This is an argument that’s popped up a lot in recent times. And it’s one that I’ve been reluctant to write about. But here goes…
Right now, I think “craft beer” probably is the right term to use. But ask me again in a year.
“Craft beer” has some traction. While beer geeks might argue the about the exact definition, generally speaking, people know what you mean when you talk about it. As this section of the beer industry continues to grow we should probably stick to what people understand.
I do like “good beer” as a catch-all term and I know there are a lot of people who think the same. Perhaps not as a replacement for craft beer right now, but as a term to encapsulate what we actually mean when we say craft beer – the stuff with heart and soul in it. It’s as good a term as any to navigate around the tricky waters of defining craft.
Not All Craft Beer Is Good. Not All Good Beer Is Craft.
As successful craft breweries continue to grow and if the term “craft” continues to be linked to the size of a brewery, then what do we call the new big boys?
In the US, what do you call Sierra Nevada or New Belgium who have achieved massive reach and production beyond most other craft breweries but remain independent?
And what do you call Elysian or Goose Island who did well, grew and were bought by AB Inbev? They’re all still producing good beer.
In Australia, how do we refer to Little Creatures or Mountain Goat? They’re not independent but does that mean they’re not “craft”?
The End of The (Craft) World As We Know It?
I think in the next few years we’ll see more Australian craft breweries being bought by the likes of Lion, Carlton United and AB-Inbev.
If these big companies learn from the mistakes and successes that have occurred in the acquisition of other Australian and American breweries, there’s no reason why they can’t keep producing good beer.
It might not be “craft” as we know it now but it might still be good.
(Although, plenty will argue that inevitably there will be cost cutting and an impact on the beer.

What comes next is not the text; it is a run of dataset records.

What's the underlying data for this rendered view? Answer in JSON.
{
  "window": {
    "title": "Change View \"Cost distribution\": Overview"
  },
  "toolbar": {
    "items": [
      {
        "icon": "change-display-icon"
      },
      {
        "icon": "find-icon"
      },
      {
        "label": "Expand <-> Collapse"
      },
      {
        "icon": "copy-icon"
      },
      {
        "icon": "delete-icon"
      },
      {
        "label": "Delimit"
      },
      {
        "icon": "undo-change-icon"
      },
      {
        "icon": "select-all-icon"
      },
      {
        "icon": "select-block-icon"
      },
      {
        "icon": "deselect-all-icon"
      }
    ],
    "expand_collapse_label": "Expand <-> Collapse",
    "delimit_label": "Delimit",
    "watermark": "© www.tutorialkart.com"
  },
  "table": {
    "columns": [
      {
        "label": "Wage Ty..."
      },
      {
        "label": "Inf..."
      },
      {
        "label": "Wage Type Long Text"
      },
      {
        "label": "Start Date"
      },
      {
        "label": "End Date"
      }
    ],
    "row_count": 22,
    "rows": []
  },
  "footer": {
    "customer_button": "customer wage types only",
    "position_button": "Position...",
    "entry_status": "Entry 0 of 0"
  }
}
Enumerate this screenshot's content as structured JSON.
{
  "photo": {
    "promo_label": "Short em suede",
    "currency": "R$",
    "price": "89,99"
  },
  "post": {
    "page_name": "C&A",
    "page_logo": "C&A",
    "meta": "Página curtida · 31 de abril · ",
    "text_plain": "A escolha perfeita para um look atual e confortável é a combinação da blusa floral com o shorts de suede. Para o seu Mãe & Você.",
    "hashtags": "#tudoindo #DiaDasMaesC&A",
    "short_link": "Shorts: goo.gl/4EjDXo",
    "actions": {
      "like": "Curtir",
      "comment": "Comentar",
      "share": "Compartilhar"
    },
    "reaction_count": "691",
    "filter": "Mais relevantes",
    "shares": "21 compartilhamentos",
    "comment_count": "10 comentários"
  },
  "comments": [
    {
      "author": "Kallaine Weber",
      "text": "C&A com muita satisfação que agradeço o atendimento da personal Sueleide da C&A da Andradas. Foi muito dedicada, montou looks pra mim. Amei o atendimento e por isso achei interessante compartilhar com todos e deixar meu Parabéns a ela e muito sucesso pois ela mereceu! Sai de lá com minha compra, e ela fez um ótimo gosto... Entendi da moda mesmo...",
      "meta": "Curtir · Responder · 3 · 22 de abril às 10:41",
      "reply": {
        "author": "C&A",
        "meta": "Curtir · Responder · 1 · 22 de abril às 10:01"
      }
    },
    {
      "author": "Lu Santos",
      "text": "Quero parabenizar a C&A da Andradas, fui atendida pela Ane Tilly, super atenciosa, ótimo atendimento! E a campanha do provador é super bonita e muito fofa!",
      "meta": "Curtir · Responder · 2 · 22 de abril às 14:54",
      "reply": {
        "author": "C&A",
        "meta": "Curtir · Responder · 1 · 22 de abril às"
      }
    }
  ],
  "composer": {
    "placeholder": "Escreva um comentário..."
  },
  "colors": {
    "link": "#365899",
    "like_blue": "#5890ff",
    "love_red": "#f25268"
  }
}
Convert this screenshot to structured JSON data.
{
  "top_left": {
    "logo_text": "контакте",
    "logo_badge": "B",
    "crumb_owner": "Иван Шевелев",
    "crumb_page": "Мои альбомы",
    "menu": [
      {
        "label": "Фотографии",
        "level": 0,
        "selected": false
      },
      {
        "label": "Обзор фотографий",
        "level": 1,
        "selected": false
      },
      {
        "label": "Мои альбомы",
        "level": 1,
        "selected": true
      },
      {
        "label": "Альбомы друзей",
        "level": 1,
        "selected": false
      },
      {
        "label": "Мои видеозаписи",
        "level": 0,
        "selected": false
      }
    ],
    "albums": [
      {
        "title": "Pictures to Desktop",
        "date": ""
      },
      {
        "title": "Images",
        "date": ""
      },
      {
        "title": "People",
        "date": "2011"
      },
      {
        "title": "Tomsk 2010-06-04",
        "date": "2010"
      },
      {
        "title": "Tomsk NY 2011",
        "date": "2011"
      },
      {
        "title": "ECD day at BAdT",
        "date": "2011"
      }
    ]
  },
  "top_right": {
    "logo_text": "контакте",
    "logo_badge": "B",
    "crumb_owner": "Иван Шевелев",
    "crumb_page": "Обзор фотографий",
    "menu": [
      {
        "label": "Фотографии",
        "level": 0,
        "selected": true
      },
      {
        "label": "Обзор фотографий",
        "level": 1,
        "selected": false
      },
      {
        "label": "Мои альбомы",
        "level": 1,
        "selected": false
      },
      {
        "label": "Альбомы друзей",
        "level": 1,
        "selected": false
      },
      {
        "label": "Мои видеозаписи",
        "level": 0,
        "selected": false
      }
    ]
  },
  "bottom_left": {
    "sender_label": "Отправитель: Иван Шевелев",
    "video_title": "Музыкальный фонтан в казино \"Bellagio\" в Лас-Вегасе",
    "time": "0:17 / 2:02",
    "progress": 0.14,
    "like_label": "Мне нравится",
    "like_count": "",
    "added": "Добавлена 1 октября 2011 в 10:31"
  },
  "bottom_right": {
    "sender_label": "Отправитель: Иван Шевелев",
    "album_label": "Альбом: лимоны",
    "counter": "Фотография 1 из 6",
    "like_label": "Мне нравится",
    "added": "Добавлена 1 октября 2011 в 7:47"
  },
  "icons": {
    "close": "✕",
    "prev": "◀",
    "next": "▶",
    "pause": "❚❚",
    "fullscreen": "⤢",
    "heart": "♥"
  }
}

But until that happens surely it’s still considered good, regardless of who owns it?)
Then there’s the recent debate over the term“indie beer”.
I don’t think this term will stick but I have often found myself talking about beer like you’d once have talked about records. “I’m dashing down the record/bottle shop, they’ve got the new release from Belle & Sebastian/Doctor’s Orders!”
The analogy with independent music is an appealing one and, to its credit, the term “indie beer” focuses on the major issue for many people, the independence of breweries.
And that’s great but it quickly falls down if you assume we’re past the point of accusing our favourite “indie” breweries of selling out when they move under the banner of a major label. We are past that, aren’t we?
Either way, it still doesn’t get to the core of what craft beer is. It doesn’t properly encapsulate the passion, the stories and the people who make craft “craft”. You can’t say that those things aren’t present at somewhere such as Goose Island.
How Do We Put a Label on Passion?
So what do we call this thing that we like? The beer that excites us, that makes us travel to find it fresh, that makes us pay higher prices, that ignites debate and that fosters community and fandom?
It’s a discussion which came up on the SydneyBeer Facebook page. There I posited that soon we’ll see “craft” go the way of “boutique” and “microbrewery”.
These were terms that seemed to fit well at the time but were replaced by something better. I think “good beer” will take the place of “craft” and then, one day in the future, we’ll just refer to it all as beer again.
So… Is Craft Beer The Right Name?
I have written about how we define craft and why it matters that we define craft. But if the scope of that label is limited and we need something to incorporate both good independent beer and good corporate-owned beer, then surely, as the lines between these become increasingly blurred, the answer is in the adjective – it’s good beer.
But then maybe none of it matters. Maybe you just either like the beer, or you don’t.